Gladstone Commercial’s presentation of FFO, as defined by NAREIT, or presentation of Core FFO, does not represent cash flows from operating activities determined in accordance with GAAP and should not be considered an alternative to net income as an indication of its performance or to cash flow from operations as a measure of liquidity or ability to make distributions.
The statements in this press release regarding the forecasted stability of Gladstone Commercial’s income, its ability, plans or prospects to re-lease its unoccupied properties, and grow its portfolio are “forward-looking statements” within the meaning of Section 27A of the Securities Act of 1933, as amended, and Section 21E of the Securities Exchange Act of 1934, as amended.  These forward-looking statements inherently involve certain risks and uncertainties, although they are based on Gladstone Commercial’s current plans that are believed to be reasonable as of the date of this press release.  Factors that may cause actual results to differ materially from these forward-looking statements include, but are not limited to, Gladstone Commercial’s ability to raise additional capital; availability and terms of capital and financing, both to fund its operations and to refinance its indebtedness as it matures; downturns in the current economic environment; the performance of its tenants; the impact of competition on its efforts to renew existing leases or re-lease space; and significant changes in interest rates.

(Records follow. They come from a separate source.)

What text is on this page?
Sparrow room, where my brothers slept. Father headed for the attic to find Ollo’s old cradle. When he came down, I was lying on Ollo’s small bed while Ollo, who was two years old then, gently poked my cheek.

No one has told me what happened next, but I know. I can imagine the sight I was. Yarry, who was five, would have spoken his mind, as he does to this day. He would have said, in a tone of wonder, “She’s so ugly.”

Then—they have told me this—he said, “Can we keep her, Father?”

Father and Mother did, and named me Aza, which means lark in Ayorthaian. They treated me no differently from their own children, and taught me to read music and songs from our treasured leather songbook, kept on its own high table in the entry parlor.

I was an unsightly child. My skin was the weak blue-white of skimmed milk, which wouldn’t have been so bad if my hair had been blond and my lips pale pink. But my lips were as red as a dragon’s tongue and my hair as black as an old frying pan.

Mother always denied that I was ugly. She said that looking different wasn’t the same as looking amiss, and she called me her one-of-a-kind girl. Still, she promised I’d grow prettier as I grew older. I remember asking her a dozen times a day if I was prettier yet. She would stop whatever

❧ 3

Additional factors that could cause actual results to differ materially from those stated or implied by its forward-looking statements are disclosed under the caption "Risk Factors" of its Form 10-K for the fiscal year ended December 31, 2018, as filed with the SEC on February 13, 2019, and other reports filed with the SEC. Gladstone Commercial cautions readers not to place undue reliance on any such forward-looking statements, which speak only as of the date made. Gladstone Commercial undertakes no obligation to publicly update or revise any forward-looking statements, whether as a result of new information, future events or otherwise, except as required by law.